Come il feto alieno della copertina, il suono dei Sigur Rós proviene da un altro universo e l’incedere mistico e sognante che caratterizza tutte le dieci gemme che si susseguono nella tracklist è il solo trait d’union in un’opera dalle mille sfaccettature e dagli svariati incontri emotivi. Un po’ come in un continuo scontro tra ghiaccio, neve, fuoco e magma anche i suoni prodotti dai 4 islandesi mettono in scena un connubio tra dimensioni differenti: in un impianto sonoro che mischia classico ed elettrico, si compie una sublimazione celestiale di post-rock d’autore, declinato in terminologie dilatate e romantiche all’ennesima potenza.

Sigur Ros

È proprio nell’immenso calderone del post-rock che i nostri pescano a piene mani nella magnificente Svefn-G-Englar, un viaggio sottomarino che ne rielabora e rivoluziona i caratteri principali, e in cui la voce in falsetto di Jónsi fa da contrappunto alle atmosfere cupe e ovattate che mutano continuamente umore lungo lo svolgimento di quello che è il brano più ispirato di un lavoro che non lascerà comunque mai spazio a significativi difetti di ispirazione. Difficile infatti scegliere tra gli afflati trascinanti di Starálfur, in cui si evidenziano e si distruggono impostazioni di carattere prettamente lirico, il climax sofferente di brani cupi come Flugufrelsarinn e Ný Batterí, che introducono rispettivamente elementi di trip-hop e jazz, o ancora coralità gioiosa e sfarzosa di Olsen Olsen, divenuta poi uno dei simboli immortali della produzione dei Sigur Rós, senza dimenticare infine il concentrato di sincera malinconia delle ballate interplanetari Viðrar Vel Til Loftárasa e Ágætis Byrjun, la prima gelida e orchestrale, la seconda calda e acustica.
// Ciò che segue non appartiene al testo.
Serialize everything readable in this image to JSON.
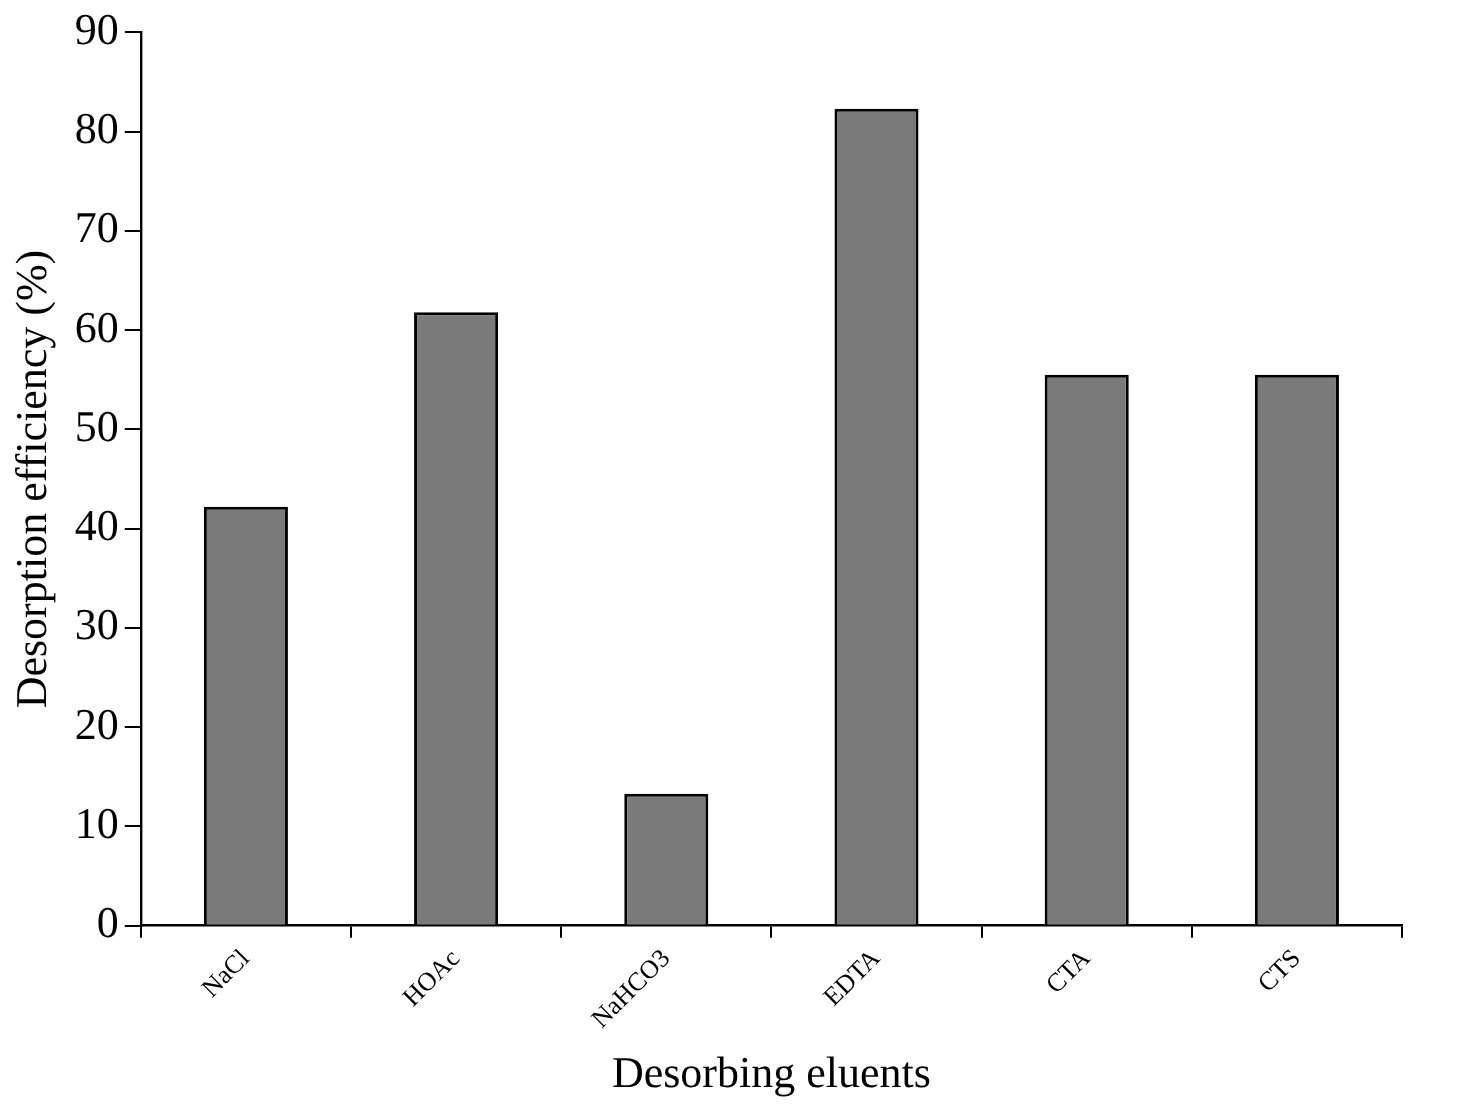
{
  "chart_data": {
    "type": "bar",
    "xlabel": "Desorbing eluents",
    "ylabel": "Desorption efficiency (%)",
    "categories": [
      "NaCl",
      "HOAc",
      "NaHCO3",
      "EDTA",
      "CTA",
      "CTS"
    ],
    "values": [
      42.2,
      61.8,
      13.3,
      82.3,
      55.5,
      55.5
    ],
    "color": "#7a7a7a",
    "ylim": [
      0,
      90
    ],
    "yticks": [
      0,
      10,
      20,
      30,
      40,
      50,
      60,
      70,
      80,
      90
    ],
    "grid": false,
    "legend": false
  }
}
Pubblicato a soli due anni dal debutto “Von”, uscito inizialmente solo per il risicato mercato islandese e sulla base del quale nessuno avrebbe mai potuto ipotizzare il futuro luminoso che di lì a poco si sarebbe concretizzato, “Ágætis Byrjun” è una pietra miliare assoluta, un esempio ancora ineguagliato (se non più avanti, perfino superandolo, dagli stessi Sigur Rós) di cosa voglia dire emozionare, e che suona universale e sconfinato pur utilizzando un linguaggio fortissimamente ancorato ad una terra così unica e lontana, nella quale caos e silenzio convivono e si alternano con assurda naturalezza.

Se vi chiedessero “com’è l’Islanda?”, anche senza averci mai messo piede, potete rispondere “tieni, ascolta questo”.